My first art fair was at Olympia in west London in 1986, which was a seemingly innocent occasion compared with nowadays; closer to the village hall than to Art Basel. I was showing with James Birch, who loaded his entire stand into a borrowed Citroën 2CV, with the shelves sticking out of the top. I was an innocent: I went to art school without ever having been to a contemporary art gallery, and I entered the fray of the market without knowing much about it. It’s always been my practice to learn on the job. Showing at a fair just seemed like another thing that you do.
It was when my work was shown at Frieze with Victoria Miro in around 2004 that I really began to understand the potential and growing significance of art fairs. My two pots sold straight away, and I remember the instantaneousness of it—bang, the work goes up, it’s sold and replaced by something else. There is something incredibly naked about that transaction compared with a gallery show, where you at least get the set-dressing that you’re putting on a cultural event. At a fair, you might want things to look nice, but it’s a shop—a souk.
Because of the nakedness and the speed of fairs, they are an opportunity for artists to embrace the commercial side and to find out if they’re uncomfortable with it and whether they want to know about it. For me, it’s a fascinating piece of anthropology to wander round the pre-, pre-, pre-opening, where you’re confronted with the celebrities and the world’s super-rich. Some [artists]—whom I won’t call high-minded, but perhaps more intellectually orthodox—might struggle with it; they are making art about serious issues only to find that their political statements have noughts on the end.
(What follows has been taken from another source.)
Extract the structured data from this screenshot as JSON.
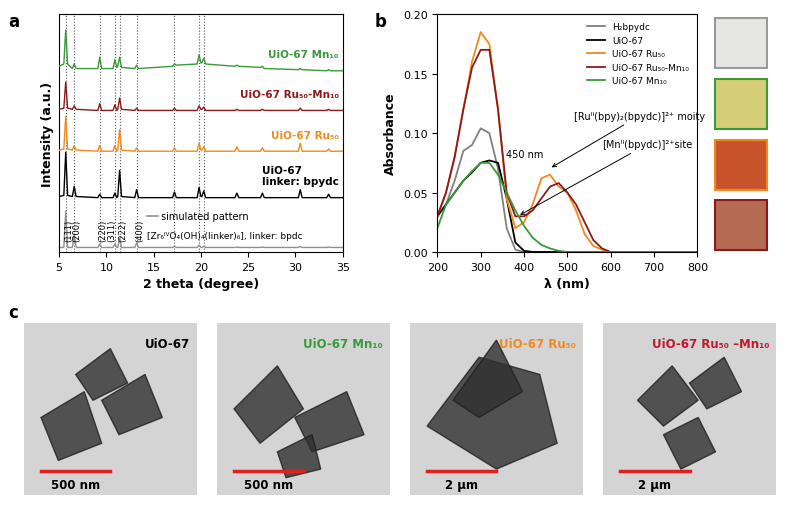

I think it was [the artist] Peter Doig who said that going into an auction was like watching your parents have sex. In that case, going to an art fair might be like going to an orgy when your parents happen to be at it! I’m fascinated by the sociology of the art world; it’s grist to my mill, so I embrace it. At a fair, the art looks like a film director has phoned the props department and said: “Can I have a tent full of art because I’m shooting an art-fair scene?” All the works look like that, even when it’s great art. It reminds you how much a lot of art depends on the white cube—not just the aesthetics of it, but also the reverence of it. Some art fails dismally, some thrives. I hope I make artefacts that bring their own context with them, to a certain extent—everybody knows a pot is a pot is a pot.
But fairs also try to cling to bohemia with the back-street bits featuring the younger, hipper galleries—areas where we might see dangerous creativity. They are even trying to package that within the market. I had a conversation with [the retail expert] Mary Portas in John Lewis in which she said: “You see that really wacky sofa made out of patchwork? Nobody’s going to buy that in John Lewis, but they want to come to a shop that has it—and then they’ll buy a beige sofa.” It’s the same with fairs: people come to see a spectacular piece of performance art that really shocks them, but then buy a Jeff Koons. There is always video and performance art because the art fair is not just a market: it is a networking thing, it is the village show. You look at the prize vegetables, but you also want to see the country dancing.
There are now probably collectors whose experience of art is more shaped by going to fairs than to museums. International jet-setters wouldn’t necessarily go to events like Documenta; their experience of art is going to Art Basel in Miami Beach and in Hong Kong. There is also art-fair art. I don’t know if I fall into that [category], but there are many shiny things at fairs that are luscious and that you want to touch.
I’ve got a solo stand at Fiac in Paris [18-21 October] and I like experiencing those steps towards the establishment: to look around, feel what they feel like and think, we can have fun here! It’s power, and it’s money, and it gives you access to different networks. If I have a good sale or some publicity, I sense the interest around me when the tanned and bejewelled people start sniffing around.
Artists can’t avoid looking at the market and you can’t pretend that an art fair is just a cultural event. You go to Frieze and it’s like the motor show, and that’s why I feel slightly uncomfortable that people have to pay to go. It’s like when I go to the motor show and think: “Hang on, I’m paying a tenner to go to a shop.” I embrace the market aspect with a wry smile; I’m quite happy with it. I’ll laugh all the way to the bank.